Wrap the fillet in foil and cook in the oven for 35 minutes at maximum temperature. Put the finished meat on a dish. Garnish and pour the broth.

Fish in tomato

This recipe for aspic from zander is quite unusual. To prepare it, you will not need additional components for decoration. Only vegetables to create the so-called fur coat. The broth can be made with or without gelatin.

Ingredients:

  • zander - 1 kilogram;
  • 3 large onion heads;
  • tomato paste - 3 tablespoons;
  • 1 or 2.5 liters of water (depending on the method of preparation of the broth);
  • spice.

Cooking

If the aspic is cooked according to the standard recipe: it is necessary to cook the broth from the remaining fish in a liter of water. Then mix with gelatin, not bringing to a boil - warm.

If without gelatin, cook the remaining fish with a soup set in 2.5 liters of water. Keep on fire until 1 liter of broth is left. Wrap the fillet in foil and place in the oven for 35 minutes at maximum temperature. Remove the peel from the bulbs, wash and finely chop.

Put in a pan along with vegetable oil and 3 tablespoons of tomato paste. Fry until tender. Put the finished filet on a dish. Top with cooked mixture of onion and pasta. Pour the broth.
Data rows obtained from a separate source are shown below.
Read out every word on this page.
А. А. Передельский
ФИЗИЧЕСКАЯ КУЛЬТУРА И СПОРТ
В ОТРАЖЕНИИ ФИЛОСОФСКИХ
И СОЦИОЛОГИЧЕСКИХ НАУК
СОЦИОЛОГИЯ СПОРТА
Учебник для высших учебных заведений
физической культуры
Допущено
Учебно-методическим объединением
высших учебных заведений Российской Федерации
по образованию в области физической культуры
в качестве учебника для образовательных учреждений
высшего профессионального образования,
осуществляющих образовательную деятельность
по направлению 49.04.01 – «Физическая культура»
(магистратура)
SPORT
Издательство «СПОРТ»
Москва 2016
Pike perch fillet with tomato paste and onion

Pike perch aspic with mayonnaise

A little complicated and quite a long preparation dish. At the same time, it turns out beautiful and mouth-watering.

Essential Ingredients:

  • zander - 1 kilogram;
  • 50 grams of diluted gelatin;
  • 100 g loaf without peel;
  • 3 tbsp. l mayonnaise;
  • 2 tbsp. l milk;
  • 1 can of pitted olives;
  • 2 onion heads;
  • 2 cloves of garlic;
  • parsley, carrots and celery - 1 small root crop;
  • spice.

Cooking

Gelatin broth is prepared in the same way as in previous recipes.

  1. Peel the husk with 1 onion. Wash, finely chop and fry.
  2. Put boiled pike perch fillet in a blender along with bread, garlic and onions. Grind to a homogeneous mass.
  3. Put the resulting mixture on a film and roll it into a roll. Drag and simmer for 90 minutes in a little salt water.
  4. Cut the cooled workpiece into equal slices.
  5. Divide the broth into two identical parts. Dissolve mayonnaise in one of them.
  6. Pour half of the second part to the bottom of the dish in which the fish will be served. Place in the refrigerator until solidified.
  7. After putting the chopped roll on top, pour the remaining transparent broth.
  8. Return to refrigerator.

Then put chopped olives on the rings, pour the broth with mayonnaise.

Jellied with mayonnaise

Summary

The recipes of jellied pike perch given in this material, both simple and complex, are subject to change. It all depends on your preferences and imagination. Unusually decorating this dish before serving is a special art. You can use fresh herbs, citrus fruits, not forgetting the beautiful dishes. Indeed, aspic from this fish is not only tasty, but also looks like a royal.